The thing about mineral discoveries, as we say in the industry, is that it’s generally more a matter of luck rather than scientific prediction. The modern individual explorer has a lot of techniques available to them. While many may not be new, computers have allowed us to improve precision, and provide us with the ability to overlay large and different datasets in order to look deeper for the ever-elusive hidden ore. You could say that discovery is a result of diligent application of every tool available to us, but especially datasets.

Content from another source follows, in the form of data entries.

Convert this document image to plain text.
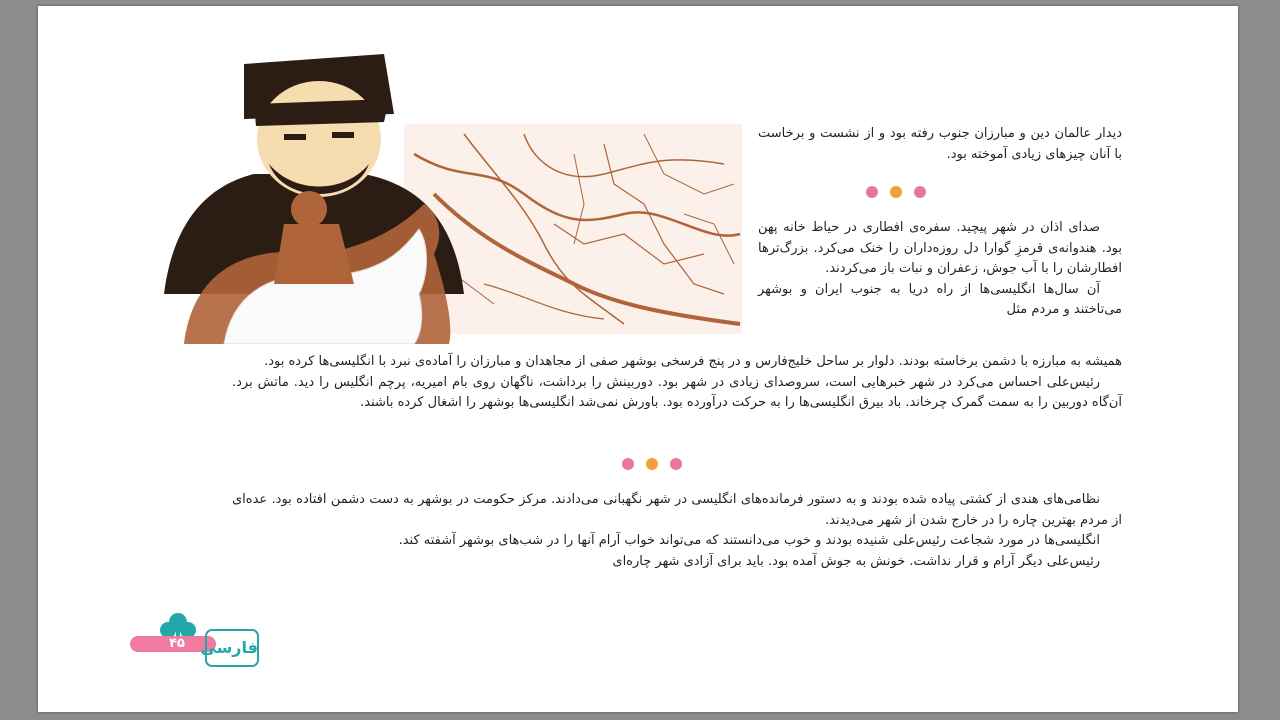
دیدار عالمان دین و مبارزان جنوب رفته بود و از نشست و برخاست با آنان چیزهای زیادی آموخته بود.

صدای اذان در شهر پیچید. سفره‌ی افطاری در حیاط خانه پهن بود. هندوانه‌ی قرمزِ گوارا دل روزه‌داران را خنک می‌کرد. بزرگ‌ترها افطارشان را با آب جوش، زعفران و نبات باز می‌کردند.

آن سال‌ها انگلیسی‌ها از راه دریا به جنوب ایران و بوشهر می‌تاختند و مردم مثل

همیشه به مبارزه با دشمن برخاسته بودند. دلوار بر ساحل خلیج‌فارس و در پنج فرسخی بوشهر صفی از مجاهدان و مبارزان را آماده‌ی نبرد با انگلیسی‌ها کرده بود.

رئیس‌علی احساس می‌کرد در شهر خبرهایی است، سروصدای زیادی در شهر بود. دوربینش را برداشت، ناگهان روی بام امیریه، پرچم انگلیس را دید. ماتش برد. آن‌گاه دوربین را به سمت گمرک چرخاند. باد بیرق انگلیسی‌ها را به حرکت درآورده بود. باورش نمی‌شد انگلیسی‌ها بوشهر را اشغال کرده باشند.

نظامی‌های هندی از کشتی پیاده شده بودند و به دستور فرمانده‌های انگلیسی در شهر نگهبانی می‌دادند. مرکز حکومت در بوشهر به دست دشمن افتاده بود. عده‌ای از مردم بهترین چاره را در خارج شدن از شهر می‌دیدند.

انگلیسی‌ها در مورد شجاعت رئیس‌علی شنیده بودند و خوب می‌دانستند که می‌تواند خواب آرام آنها را در شب‌های بوشهر آشفته کند.

رئیس‌علی دیگر آرام و قرار نداشت. خونش به جوش آمده بود. باید برای آزادی شهر چاره‌ای

۴۵ فارسی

It is known that tech giants like Google, Facebook and Amazon reap the fruits of using big data to learn about users’ behavioral patterns. Experts in our field have started experimenting with big data in order to push the boundaries and discover new and profitable areas of mineral deposits. In an effort to learn more about this field, these experts have started applying advanced data science techniques to mineralogy. The Deep Carbon Observatory published a paper in 2017 that discusses how ‘network theory’, usually used to analyse things like a spreading disease, or terrorist networks, can actually be used to identify mineral diversity and distribution across the globe.
What is big data?
Let’s break this down: big data is something that large organisations like Netflix and Amazon use to do a market analysis. The idea behind it is to be able to predict consumer habits; and now mining companies are jumping onboard to do the same. It’s basically taking a mathematical theory that was previously used to identify spending habits of customers, to look for mineral deposits, and even the formation and existence of minerals that science may not have even discovered yet.
Dr. Shaunna Morrison, from the Carnegie Institute of Science, addresses that this practise of using big data is now spreading across the mining industry: “[they] are being implemented across the board by all these huge companies. They’re very powerful statistics.” And, she says, just like the spending habits of consumers re-occur across websites like Amazon, so does the formation of mineral across the Earth, so it makes perfect sense to characterise them similarly.
Data = Power
The way these companies have been using this big data is pretty interesting. Firstly, they’ve formed databases where they’ve put in all the relevant information about evolution data, geographical characteristics, how often mineral re-occurrences have been found in specific areas and their trends, age of the minerals, and lots of other information. From there, a group of experts can then analyse the data to look at similar locations that will have the highest probability of containing a large mineral deposit. This technique also lets the scientists in the industry visualise new and unique patterns of distribution and occurrence of minerals. It’s basically allowing them to form a ‘checklist’, that will help predict where minerals are, where they aren’t, and where to go next.
It’s important to pop this information into a database, because we’re not just dealing with the characteristics of one or two geospatial locations. We could be looking at well over a thousand, which is overwhelming for a human brain to handle and analyse by looking at a spreadsheet. In fact, even the algorithms that are being used can gauge where these deposits might be, but they can’t predict anything about size or quantity. The answer to this problem? Obtaining more data.
Dr. Morrison states that the issue is currently the lack of data available on “the amount of materials on Earth’s surface right now”. An issue leading to that is that the mining industry has a lot of information regarding this, but they’re not willing to part with the knowledge. Dr. Morrison believes that a part of this is the limited understanding that mining companies have of the data they hold. Mining companies dedicate one percent of their IT to big data, compared to five to seven percent for most industries.
Is data more important than people?
All this data doesn’t have much use without the people behind it creatively interpreting and testing it. Case in point; the Goldcorp Challenge in the year 2000. For a total prize money of CAD$105,000, anyone worldwide could form teams to help Goldcorp find more gold at their Red Lake mine. They based this information off of a wealth of proprietary data that Goldcorp was publishing on public domain for free for the sake of the competition. If nothing came out of it, Goldcorp had just released a veritable treasure trove of data, in the hopes of finding something against the odds. But luckily, that wasn’t the case.
There was a winning formula in the challenge – the fact that the competition was open to anyone, meant that the people who applied were incredibly diverse in their education, work and cultural backgrounds. While there were geologists scattered throughout the competition, it was a blend of people that allowed creativity in interpreting the data provided. Of the top five entries, four were drilled. All four struck gold. And that’s not all – of the 110 sites that were identified in the course of the competition, 50 per cent of them were unknown to the company, and 80 per cent yielded significant gold reserves, exceeding $6 billion in value. Rob McEwen, Founder and former Chairman and CEO of Goldcorp at the time, estimated that just by holding the competition, they’d managed to shave of up to three years of the company’s exploration time.